The call never came. Moore contacted two of the most important Alabama trustees: Angus Cooper II, a shipping magnate from Mobile, and Paul Bryant Jr., the son of Alabama''s most famous coach. (The trustee duo had passed some of their own nervous hours by going quail hunting.) Moore told them that Saban hadn''t yet called him back and still refused to meet with him. "We thought we''d lost Nick then," says Cooper. "We knew Huizenga was trying to keep him, and we thought that meant he''d pay him a lot more money." After waiting by the phone a bit longer, Moore finally gave up.

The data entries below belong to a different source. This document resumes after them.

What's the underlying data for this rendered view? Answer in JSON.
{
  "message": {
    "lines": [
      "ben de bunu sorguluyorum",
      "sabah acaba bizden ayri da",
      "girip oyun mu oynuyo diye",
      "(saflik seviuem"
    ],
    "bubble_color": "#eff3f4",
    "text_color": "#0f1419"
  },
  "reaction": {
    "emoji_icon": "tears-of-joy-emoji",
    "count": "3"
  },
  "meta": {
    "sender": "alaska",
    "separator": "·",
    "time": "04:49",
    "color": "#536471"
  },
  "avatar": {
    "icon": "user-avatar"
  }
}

He checked out of his hotel and had his driver--Francisco Rengifo, whom he called "Frankie"--take him to the airport. As they drove, Moore--on a whim--decided to make a last-ditch detour. He asked Frankie to drive him to Saban''s neighborhood in Fort Lauderdale. They parked a few blocks away, which gave him a view of the comings and goings of the Saban house. Moore sat there, staring out of the car window like a papal supplicant waiting for the white smoke. He later described his first day and a half in Miami as "excruciating." It wasn''t exactly pleasant for Saban, either. He paced the floors of his spacious house.
He called former colleagues and old friends for advice. He talked to Sexton. He endlessly ran through everything with his greatest confidante: his wife, Terry, whom he''d married during his junior year in college. Saban knew how it would look if he left the Dolphins, after just two seasons and in the wake of his litany of flat-out denials of any interest in the Alabama job. He would be called a liar, a failure, and a quitter. Most of the dread he felt, though, came from the fact that he already knew what he wanted to do. The NFL was not for him. Saban had been an assistant coach in the NFL in the 1980s and ''90s, but the game had changed significantly since then.
Free agency had blossomed, turning some of the best players into prima donnas who often placed the desires of their agents and themselves over those of their coaches and their teams. The NFL had become more of a socialist enterprise than the meritocracy that Saban preferred. "In the NFL you were penalized for success," Saban says. A good season meant a more difficult schedule in the following one. It also meant a lower position in the subsequent NFL Draft. This left Saban feeling constricted. "In the NFL you only get one first-round draft pick, and that''s if it hadn''t already been traded away," he says. "You couldn''t really outwork anybody.
In college, I could recruit ten players with first-round talent every year." In the college game, he had more c.